On Thu, Jul 5, 2012 at 12:59 PM, Jason Vas Dias
jason.vas.d...@gmail.com wrote:
 hi Eric - thanks for your response, but bash-4.2.29(2), just built from
 latest patches from gnu on x86_64 ubuntu,  does NOT
 restore the old behavior , but now refuses to tab-expand at
 all - 'cat $SRC/TAB' on the command line still produces no
 output.  Is there some option I need to give to enable it?

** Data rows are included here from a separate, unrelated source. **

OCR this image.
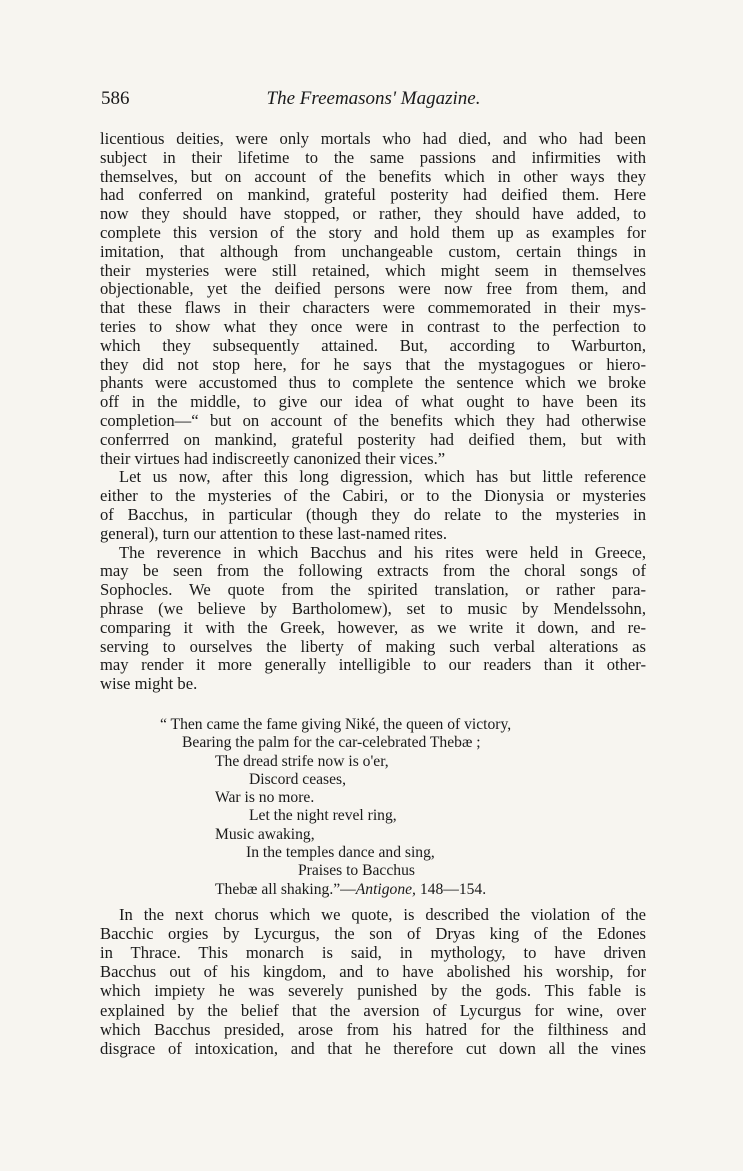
586	The Freemasons' Magazine.

licentious deities, were only mortals who had died, and who had been
subject in their lifetime to the same passions and infirmities with
themselves, but on account of the benefits which in other ways they
had conferred on mankind, grateful posterity had deified them. Here
now they should have stopped, or rather, they should have added, to
complete this version of the story and hold them up as examples for
imitation, that although from unchangeable custom, certain things in
their mysteries were still retained, which might seem in themselves
objectionable, yet the deified persons were now free from them, and
that these flaws in their characters were commemorated in their mys-
teries to show what they once were in contrast to the perfection to
which they subsequently attained. But, according to Warburton,
they did not stop here, for he says that the mystagogues or hiero-
phants were accustomed thus to complete the sentence which we broke
off in the middle, to give our idea of what ought to have been its
completion—“ but on account of the benefits which they had otherwise
conferrred on mankind, grateful posterity had deified them, but with
their virtues had indiscreetly canonized their vices.”

Let us now, after this long digression, which has but little reference
either to the mysteries of the Cabiri, or to the Dionysia or mysteries
of Bacchus, in particular (though they do relate to the mysteries in
general), turn our attention to these last-named rites.

The reverence in which Bacchus and his rites were held in Greece,
may be seen from the following extracts from the choral songs of
Sophocles. We quote from the spirited translation, or rather para-
phrase (we believe by Bartholomew), set to music by Mendelssohn,
comparing it with the Greek, however, as we write it down, and re-
serving to ourselves the liberty of making such verbal alterations as
may render it more generally intelligible to our readers than it other-
wise might be.

“ Then came the fame giving Niké, the queen of victory,
Bearing the palm for the car-celebrated Thebæ ;
The dread strife now is o'er,
Discord ceases,
War is no more.
Let the night revel ring,
Music awaking,
In the temples dance and sing,
Praises to Bacchus
Thebæ all shaking.”—Antigone, 148—154.

In the next chorus which we quote, is described the violation of the
Bacchic orgies by Lycurgus, the son of Dryas king of the Edones
in Thrace. This monarch is said, in mythology, to have driven
Bacchus out of his kingdom, and to have abolished his worship, for
which impiety he was severely punished by the gods. This fable is
explained by the belief that the aversion of Lycurgus for wine, over
which Bacchus presided, arose from his hatred for the filthiness and
disgrace of intoxication, and that he therefore cut down all the vines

Thanks!

 On 5 Jul 2012 13:24, Eric Blake ebl...@redhat.com wrote:

 On 07/05/2012 04:58 AM, Jason Vas Dias wrote:

  Now it changes the input string into
  'less \$SRC/' and prevents tab expansion
  as would be done without use of any variables.
  Would anyone know how to restore the old behavior
  with bash 4.2.2 + readline 6.2 (linux ubuntu 12.04) ?

 Yep - upgrade to bash 4.2.29 (that is, patchlevel 2 is missing the fix
 in patchlevel 29 that restores the behavior you want).
 ftp://ftp.gnu.org/pub/gnu/bash/bash-4.2-patches/bash42-029

 This topic comes up frequently on this list.

 --
 Eric Blake   ebl...@redhat.com+1-919-301-3266
 Libvirt virtualization library http://libvirt.org







readline expansion: 'cp $v/TAB' - 'cp \$v/' (no expansion) - why?

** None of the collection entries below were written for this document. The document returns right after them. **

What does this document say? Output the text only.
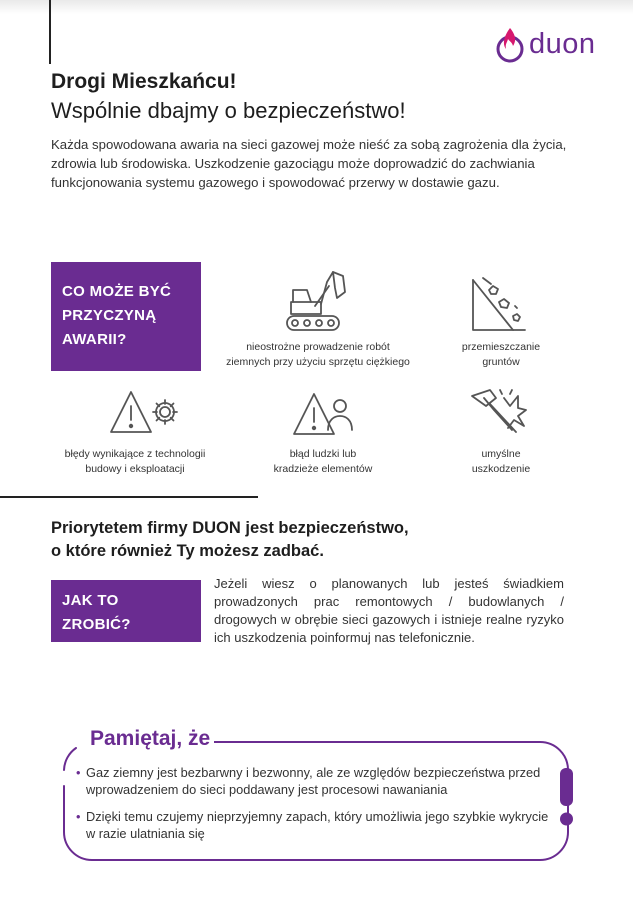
duon
Drogi Mieszkańcu!
Wspólnie dbajmy o bezpieczeństwo!
Każda spowodowana awaria na sieci gazowej może nieść za sobą zagrożenia dla życia, zdrowia lub środowiska. Uszkodzenie gazociągu może doprowadzić do zachwiania funkcjonowania systemu gazowego i spowodować przerwy w dostawie gazu.
CO MOŻE BYĆ
PRZYCZYNĄ
AWARII?	nieostrożne prowadzenie robót
ziemnych przy użyciu sprzętu ciężkiego
przemieszczanie
gruntów
błędy wynikające z technologii
budowy i eksploatacji
błąd ludzki lub
kradzieże elementów
umyślne
uszkodzenie
Priorytetem firmy DUON jest bezpieczeństwo,
o które również Ty możesz zadbać.
JAK TO
ZROBIĆ?
Jeżeli wiesz o planowanych lub jesteś świadkiem prowadzonych prac remontowych / budowlanych / drogowych w obrębie sieci gazowych i istnieje realne ryzyko ich uszkodzenia poinformuj nas telefonicznie.
Pamiętaj, że
• Gaz ziemny jest bezbarwny i bezwonny, ale ze względów bezpieczeństwa przed wprowadzeniem do sieci poddawany jest procesowi nawaniania
• Dzięki temu czujemy nieprzyjemny zapach, który umożliwia jego szybkie wykrycie w razie ulatniania się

2012-07-05 Thread Jason Vas Dias
my #1 bash gripe is that newer versions do not
expand command lines containing '$' in emacs
readline editing mode.  I used to be able to do:
$ export SRC=../somedir
$ less ${SRC}/TAB
(TAB meaning press horizontal tab key )
and emacs mode readline would expand,
displaying the contents of ../somedir .
Now it changes the input string into
'less \$SRC/' and prevents tab expansion
as would be done without use of any variables.
Would anyone know how to restore the old behavior
with bash 4.2.2 + readline 6.2 (linux ubuntu 12.04) ?
Thanks  Regards, Jason


Re: readline expansion: 'cp $v/TAB' - 'cp \$v/' (no expansion) - why?

2012-07-05 Thread Jason Vas Dias
hi Eric - thanks for your response, but bash-4.2.29(2), just built from
latest patches from gnu on x86_64 ubuntu,  does NOT
restore the old behavior , but now refuses to tab-expand at
all - 'cat $SRC/TAB' on the command line still produces no
output.  Is there some option I need to give to enable it? Thanks!
On 5 Jul 2012 13:24, Eric Blake ebl...@redhat.com wrote:

 On 07/05/2012 04:58 AM, Jason Vas Dias wrote:

  Now it changes the input string into
  'less \$SRC/' and prevents tab expansion
  as would be done without use of any variables.
  Would anyone know how to restore the old behavior
  with bash 4.2.2 + readline 6.2 (linux ubuntu 12.04) ?

 Yep - upgrade to bash 4.2.29 (that is, patchlevel 2 is missing the fix
 in patchlevel 29 that restores the behavior you want).
 ftp://ftp.gnu.org/pub/gnu/bash/bash-4.2-patches/bash42-029

 This topic comes up frequently on this list.